1. Parse DWARF and runtime metadata

The analyzer reads DWARF from the wasm binary to reconstruct:

  • class names
  • field layouts
  • reference fields
  • global-root metadata

This is what lets the tool map a raw runtime type ID back to a constructor name and know where reference edges exist inside each object.

2. Enumerate heap objects from TLSF blocks

The AssemblyScript incremental runtime stores heap objects in TLSF blocks. heap-analyzer walks these blocks to enumerate allocated objects and compute their shallow sizes.

3. Scan references and build the object graph

Using the DWARF-derived layouts, the analyzer scans each live block and extracts outgoing references. This produces a graph where nodes are payload pointers and edges are object references.

4. Discover roots

The current implementation recognizes roots from three places:

  • globals resolved from DWARF and wasm global metadata
  • the shadow stack range between __stack_pointer and __heap_base
  • pinned objects identified by the transparent GC color

5. Mark the live set

Starting from the discovered roots, the analyzer traverses the object graph and keeps only reachable objects. Everything after this point operates on the live graph only.

6. Compute retained sizes with a dominator tree

Retained size is implemented through dominator analysis.

In the live graph, if every path to object B goes through object A, then A dominates B. The analyzer builds the dominator tree and aggregates retained sizes bottom-up.

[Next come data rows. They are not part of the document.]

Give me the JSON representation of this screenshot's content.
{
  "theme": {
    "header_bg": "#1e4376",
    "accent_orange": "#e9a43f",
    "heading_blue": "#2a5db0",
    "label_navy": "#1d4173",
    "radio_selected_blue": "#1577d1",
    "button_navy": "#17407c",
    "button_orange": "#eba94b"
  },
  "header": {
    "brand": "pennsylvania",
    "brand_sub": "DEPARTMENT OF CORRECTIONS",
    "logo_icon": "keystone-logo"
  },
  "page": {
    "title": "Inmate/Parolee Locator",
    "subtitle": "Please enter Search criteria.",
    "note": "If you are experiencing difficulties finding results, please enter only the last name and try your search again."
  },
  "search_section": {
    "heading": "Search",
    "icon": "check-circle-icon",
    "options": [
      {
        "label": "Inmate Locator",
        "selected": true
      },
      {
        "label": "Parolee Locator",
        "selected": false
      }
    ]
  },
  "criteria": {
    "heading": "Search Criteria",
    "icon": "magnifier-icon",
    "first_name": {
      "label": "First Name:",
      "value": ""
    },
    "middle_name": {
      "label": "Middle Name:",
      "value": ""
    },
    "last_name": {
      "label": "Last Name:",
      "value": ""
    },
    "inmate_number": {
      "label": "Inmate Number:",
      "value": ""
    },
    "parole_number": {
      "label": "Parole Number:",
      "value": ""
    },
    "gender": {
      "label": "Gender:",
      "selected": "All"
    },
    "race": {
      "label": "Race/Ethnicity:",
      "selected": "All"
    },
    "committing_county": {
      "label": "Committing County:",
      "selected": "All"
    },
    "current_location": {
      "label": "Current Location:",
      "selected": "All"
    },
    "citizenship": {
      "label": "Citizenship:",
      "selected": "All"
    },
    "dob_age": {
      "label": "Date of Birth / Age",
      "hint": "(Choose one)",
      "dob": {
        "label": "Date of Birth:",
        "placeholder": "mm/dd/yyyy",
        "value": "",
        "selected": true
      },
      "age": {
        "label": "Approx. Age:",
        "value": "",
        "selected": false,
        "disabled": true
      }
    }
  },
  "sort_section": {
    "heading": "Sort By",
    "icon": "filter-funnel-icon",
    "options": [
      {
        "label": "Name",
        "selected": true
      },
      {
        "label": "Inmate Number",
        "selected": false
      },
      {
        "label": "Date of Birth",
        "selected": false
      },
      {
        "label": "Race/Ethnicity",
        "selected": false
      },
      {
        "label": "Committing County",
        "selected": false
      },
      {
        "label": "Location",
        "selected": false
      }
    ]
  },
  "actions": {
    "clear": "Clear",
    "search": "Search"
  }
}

This gives a precise operational meaning to retained size:

  • shallow size of the object itself
  • plus the shallow sizes of live descendants that are exclusively kept alive by it

7. Aggregate by constructor

Finally, live objects are grouped by className. For each constructor row, the analyzer records:

  • instance count
  • total shallow size
  • total retained size
  • per-instance rows sorted by retained size

This is the constructor view.

Snapshot Comparison Pipeline

Comparison view does not diff raw memory directly. Instead, it compares two constructor snapshots.

The process is:

  1. analyze the baseline dump into a constructor snapshot
  2. analyze the current dump into another constructor snapshot
  3. group both snapshots by className
  4. match instances by address within each constructor
  5. aggregate added and removed instances into DevTools-style diff columns

This design keeps the diff logic narrow and predictable:

  • top-level diff columns use shallow size
  • expanded rows show only changed instances
  • unchanged same-address instances are ignored

That is why constructor view and comparison view complement each other:

  • constructor view explains current ownership and retention
  • comparison view explains change over time

Together they provide a practical workflow for memory debugging in WARPO-generated WebAssembly.